Here’s the complete code for splitting a slice into even and odd numbers:

package main

import (
    "fmt"
)

func main() {
    inputSlice := []int{1, 2, 3, 4, 5, 6, 7, 8, 9, 10}

    // Initialize slice of slices
    result := make([][]int, 2)
    result[0] = []int{}  // For even numbers
    result[1] = []int{}  // For odd numbers

    // Split input slice into even and odd numbers
    for _, num := range inputSlice {
        if num%2 == 0 {
            result[0] = append(result[0], num)
        } else {
            result[1] = append(result[1], num)
        }
    }

    // Output the result
    fmt.Println("Even numbers:", result[0])
    fmt.Println("Odd numbers:", result[1])
}

test the code

goplay.tools

Working with append, copy, and delete

The real power of slices of slices comes when working with functions like append, copy, and delete that operate on slice types.

Append

With append, you can add a slice onto the end of a slice of slices given that you included space for it at the variable defination:

sliceOfSlices = append(sliceOfSlices, []int{6, 7})

This will add the slice {6, 7} as a new entry at the end of sliceOfSlices.

You can also use append to add an element to one of the inner slices:

sliceOfSlices[0] = append(sliceOfSlices[0], 8)

This appends the element 8 onto the first inner slice of sliceOfSlices.

Copy

The copy function allows you to copy data from one slice of slices to another.

copy(result[1], result[0])

This would copy from slice at index 0 to the slice at index 1.

Delete

You can delete entries from a slice of slices using the delete function:

result = append(result[:1], result[2:]...)

This deletes the slice at index 1 from result.

Where Slices of Slices are Useful

So why bother with this nested data structure? Slices of slices are useful anytime you need to represent a group of sequences. Some examples:

Separating a sequence into different buckets based on criteria (like the even/odd example)
Representing test cases as a slice of slices, with each inner slice being the inputs/outputs for a test
Storing 2D data like a game board or matrix calculation
Flattening or combining data from different slices into a slice of slices

Compared to using a map of slices, slices of slices have some performance benefits. Slices are just contiguous regions of array data, so they are very efficient. Maps, on the other hand, use more memory and have computational overhead for hashing and lookups.

Slices of slices also allow you to preserve order, which you can't do with a map. The order of the inner slices, and the order of elements within each inner slice, is maintained.

How Slices of Slices Differ from Maps

Speaking of maps, it's worth comparing and contrasting slices of slices to maps of slices, since these two data structures can sometimes be used for similar purposes.

With a map, the keys act as a way to group and access the inner slice values. For example:

evenOdds := make(map[string][]int)
evenOdds["even"] = []int{2, 4, 6}
evenOdds["odd"] = []int{1, 3, 5}

Here the map keys "even" and "odd" provide strings to access and differentiate the inner slices.

With slices of slices, there are no explicit keys. The outer slice just maintains the inner slices in order:

sliceOfSlices := [][]int{{2, 4, 6}, {1, 3, 5}}

Pros and Cons

Slices of slices are more compact, efficient, and better if you want to preserve ordering.
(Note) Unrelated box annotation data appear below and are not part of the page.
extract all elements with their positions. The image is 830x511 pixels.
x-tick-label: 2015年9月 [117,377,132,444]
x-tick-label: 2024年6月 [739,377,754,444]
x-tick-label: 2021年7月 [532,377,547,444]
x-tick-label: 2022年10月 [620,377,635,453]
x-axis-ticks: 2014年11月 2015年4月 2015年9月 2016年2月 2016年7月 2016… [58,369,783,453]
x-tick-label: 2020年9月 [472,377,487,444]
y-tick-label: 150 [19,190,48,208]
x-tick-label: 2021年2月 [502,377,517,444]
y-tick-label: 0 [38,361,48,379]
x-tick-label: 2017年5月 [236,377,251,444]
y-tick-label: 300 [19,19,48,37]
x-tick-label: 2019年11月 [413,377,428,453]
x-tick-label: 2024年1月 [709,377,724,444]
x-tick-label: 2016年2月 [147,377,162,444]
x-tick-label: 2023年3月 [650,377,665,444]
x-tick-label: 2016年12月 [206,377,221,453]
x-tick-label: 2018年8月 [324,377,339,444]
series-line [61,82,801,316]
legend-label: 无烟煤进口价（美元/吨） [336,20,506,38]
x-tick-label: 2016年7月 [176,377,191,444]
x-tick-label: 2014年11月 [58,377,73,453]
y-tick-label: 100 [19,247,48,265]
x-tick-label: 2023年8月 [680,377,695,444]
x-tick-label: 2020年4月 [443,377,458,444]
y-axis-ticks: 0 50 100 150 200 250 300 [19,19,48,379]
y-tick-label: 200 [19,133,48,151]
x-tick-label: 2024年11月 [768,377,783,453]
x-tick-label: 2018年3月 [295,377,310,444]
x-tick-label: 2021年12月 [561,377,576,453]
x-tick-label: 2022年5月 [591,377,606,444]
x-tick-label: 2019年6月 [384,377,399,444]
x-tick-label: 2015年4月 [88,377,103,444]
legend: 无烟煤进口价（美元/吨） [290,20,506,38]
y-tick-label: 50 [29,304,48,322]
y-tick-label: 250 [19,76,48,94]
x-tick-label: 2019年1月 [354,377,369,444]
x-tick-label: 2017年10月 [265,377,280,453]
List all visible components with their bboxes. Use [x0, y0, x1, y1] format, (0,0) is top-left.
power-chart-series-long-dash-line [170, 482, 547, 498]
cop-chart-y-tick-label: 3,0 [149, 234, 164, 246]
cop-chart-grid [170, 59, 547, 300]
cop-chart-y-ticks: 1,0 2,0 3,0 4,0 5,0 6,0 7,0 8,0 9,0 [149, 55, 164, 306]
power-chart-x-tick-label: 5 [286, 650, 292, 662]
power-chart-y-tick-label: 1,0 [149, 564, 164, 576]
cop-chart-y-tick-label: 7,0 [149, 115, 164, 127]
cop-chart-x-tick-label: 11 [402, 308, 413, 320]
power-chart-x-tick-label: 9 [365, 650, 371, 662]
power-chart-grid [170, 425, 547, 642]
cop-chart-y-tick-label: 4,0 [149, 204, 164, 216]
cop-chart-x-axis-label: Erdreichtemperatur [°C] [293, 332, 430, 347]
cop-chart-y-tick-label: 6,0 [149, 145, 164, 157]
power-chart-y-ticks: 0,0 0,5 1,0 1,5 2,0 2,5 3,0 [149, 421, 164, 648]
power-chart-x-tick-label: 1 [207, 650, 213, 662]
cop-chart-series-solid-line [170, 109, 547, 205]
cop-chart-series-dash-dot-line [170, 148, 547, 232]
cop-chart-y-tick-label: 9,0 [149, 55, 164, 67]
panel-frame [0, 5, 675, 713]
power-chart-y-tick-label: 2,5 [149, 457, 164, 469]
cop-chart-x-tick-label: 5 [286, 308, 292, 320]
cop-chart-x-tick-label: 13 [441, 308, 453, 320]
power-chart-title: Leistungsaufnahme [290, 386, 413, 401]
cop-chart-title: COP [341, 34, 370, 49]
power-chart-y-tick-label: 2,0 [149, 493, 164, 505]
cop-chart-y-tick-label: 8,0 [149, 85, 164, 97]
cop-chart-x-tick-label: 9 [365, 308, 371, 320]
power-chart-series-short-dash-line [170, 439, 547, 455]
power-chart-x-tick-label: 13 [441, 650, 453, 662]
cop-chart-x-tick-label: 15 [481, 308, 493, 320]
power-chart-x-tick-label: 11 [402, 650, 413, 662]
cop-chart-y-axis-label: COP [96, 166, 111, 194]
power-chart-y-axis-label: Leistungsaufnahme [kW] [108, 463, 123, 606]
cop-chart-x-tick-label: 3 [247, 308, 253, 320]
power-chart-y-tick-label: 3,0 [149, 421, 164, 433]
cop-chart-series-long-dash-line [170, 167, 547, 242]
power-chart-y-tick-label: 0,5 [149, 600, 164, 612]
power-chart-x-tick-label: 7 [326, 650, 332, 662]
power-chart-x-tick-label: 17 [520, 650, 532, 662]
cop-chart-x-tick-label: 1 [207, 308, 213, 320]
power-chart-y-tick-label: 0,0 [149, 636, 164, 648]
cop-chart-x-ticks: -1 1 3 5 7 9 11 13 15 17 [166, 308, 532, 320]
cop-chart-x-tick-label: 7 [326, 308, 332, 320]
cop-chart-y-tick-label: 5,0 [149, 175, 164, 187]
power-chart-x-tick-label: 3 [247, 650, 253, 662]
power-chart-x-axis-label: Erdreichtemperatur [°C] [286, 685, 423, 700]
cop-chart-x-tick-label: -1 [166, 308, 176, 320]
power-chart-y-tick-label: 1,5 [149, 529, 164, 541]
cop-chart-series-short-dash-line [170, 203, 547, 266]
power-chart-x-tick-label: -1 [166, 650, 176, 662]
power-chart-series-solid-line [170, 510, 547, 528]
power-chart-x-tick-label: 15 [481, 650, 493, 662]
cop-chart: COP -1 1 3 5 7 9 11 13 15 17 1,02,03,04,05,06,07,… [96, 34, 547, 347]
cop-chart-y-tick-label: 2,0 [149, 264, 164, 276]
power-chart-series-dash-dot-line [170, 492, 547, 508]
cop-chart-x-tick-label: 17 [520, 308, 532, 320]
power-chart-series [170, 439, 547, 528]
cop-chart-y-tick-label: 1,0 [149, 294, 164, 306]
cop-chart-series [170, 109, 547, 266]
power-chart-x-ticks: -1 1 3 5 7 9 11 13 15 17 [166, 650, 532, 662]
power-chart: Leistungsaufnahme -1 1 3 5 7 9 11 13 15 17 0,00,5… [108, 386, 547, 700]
Maps can be easier if you want an explicit key to access each inner sequence.

Common Pitfalls

Index Out of Range: Ensure you check the length of the slice before accessing an index.
Memory Leaks: When deleting elements, be cautious of memory leaks due to residual references.
Capacity Issues: Be mindful of slice capacity to avoid unnecessary allocations.

Conclusion

Slices of slices might take some getting used to, especially if you're coming from a different programming background. However, they are an incredibly useful and efficient way to represent nested sequences in Go. From separating data into buckets to representing complex structures like game boards, slices of slices offer both flexibility and performance. I hope this guide helps you get comfortable with slices of slices and see its potential in your Go projects. Happy coding!